– Ну, что? – спросил я спустя секунд десять.
– Заперто, следов взлома нет.
– Ой, что это?! – воскликнула вдруг соседка, указывая на порог.
Мы с Димитровым опустили глаза и увидели воду, вытекающую из-под входной двери.
– Заливает же! – заверещала соседка, словно это могло что-то изменить. – Скорее, стучите! – Она сделала движение вперед, явно намереваясь обрушить на дверь Сухановой град ударов, но Димитров остановил ее.
– Спокойно, гражданка! – сказал он строго. – Вернитесь к себе.
– Какое к себе! – всплеснула руками соседка. – Побегу вниз, предупрежу Воробьевых!
– Странно, что они еще не в курсе, – пробормотал Димитров, когда она умчалась, прыгая через две ступеньки. – Что делать будем?
– Вскрывать, – решил я.
– Уверен?
– Абсолютно.
Вздохнув, Димитров вытащил из кармана набор отмычек.

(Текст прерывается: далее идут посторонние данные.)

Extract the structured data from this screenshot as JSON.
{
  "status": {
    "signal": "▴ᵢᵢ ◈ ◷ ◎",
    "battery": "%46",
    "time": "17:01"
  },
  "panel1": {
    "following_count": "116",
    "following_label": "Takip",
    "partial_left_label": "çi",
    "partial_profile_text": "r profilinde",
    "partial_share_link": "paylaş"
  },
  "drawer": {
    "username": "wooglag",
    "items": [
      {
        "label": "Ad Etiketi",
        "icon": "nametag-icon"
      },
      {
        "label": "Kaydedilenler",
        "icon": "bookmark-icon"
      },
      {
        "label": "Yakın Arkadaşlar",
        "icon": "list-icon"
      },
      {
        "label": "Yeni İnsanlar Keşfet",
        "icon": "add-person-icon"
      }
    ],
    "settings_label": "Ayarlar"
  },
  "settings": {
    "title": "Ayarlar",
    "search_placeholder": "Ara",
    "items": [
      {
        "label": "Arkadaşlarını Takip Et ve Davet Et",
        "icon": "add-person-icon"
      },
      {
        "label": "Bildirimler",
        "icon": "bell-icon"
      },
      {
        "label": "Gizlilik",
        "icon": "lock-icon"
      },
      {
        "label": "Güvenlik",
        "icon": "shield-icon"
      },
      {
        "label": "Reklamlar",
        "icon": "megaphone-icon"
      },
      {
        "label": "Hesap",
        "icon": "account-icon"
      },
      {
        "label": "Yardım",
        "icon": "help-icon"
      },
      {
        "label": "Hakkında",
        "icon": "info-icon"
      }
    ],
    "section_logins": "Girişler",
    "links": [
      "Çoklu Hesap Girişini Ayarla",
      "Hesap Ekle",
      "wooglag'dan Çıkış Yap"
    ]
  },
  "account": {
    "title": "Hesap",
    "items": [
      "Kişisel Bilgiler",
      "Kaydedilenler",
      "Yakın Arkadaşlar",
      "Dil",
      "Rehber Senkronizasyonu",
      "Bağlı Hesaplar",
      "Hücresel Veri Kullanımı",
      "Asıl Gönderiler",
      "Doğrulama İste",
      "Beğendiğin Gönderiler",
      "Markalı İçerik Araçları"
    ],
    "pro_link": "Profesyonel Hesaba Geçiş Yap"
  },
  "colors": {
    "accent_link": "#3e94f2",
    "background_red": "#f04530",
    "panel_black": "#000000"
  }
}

– Ладно. Дай мне пару минут. Черт! – Он выругался, глядя на то, как вода окружает его ботинки от «Catepillar».
Справился он быстрее, чем соседка, чьи вопли доносились со второго этажа и которая вернулась несолоно хлебавши: Воробьевы, судя по всему, куда-то укатили и не знали, что их квартиру постигла катастрофа.
– Стойте здесь! – сказал я ей, доставая пистолет.
При виде оружия она открыла рот и только молча закивала головой. Димитров тоже вытащил пушку. Мы вошли в квартиру.
Было темно: как выяснилось спустя минуту, кто-то задвинул шторы во всех комнатах.
В ванной шумела вода. Звук был равномерный, ничем не прерываемый – совсем не такой, какой бывает, когда моются.
Мы осмотрели все в квартире, прежде чем отправиться туда: не хотелось бы, чтобы кто-то выскользнул на лестницу, пока мы будем в ванной.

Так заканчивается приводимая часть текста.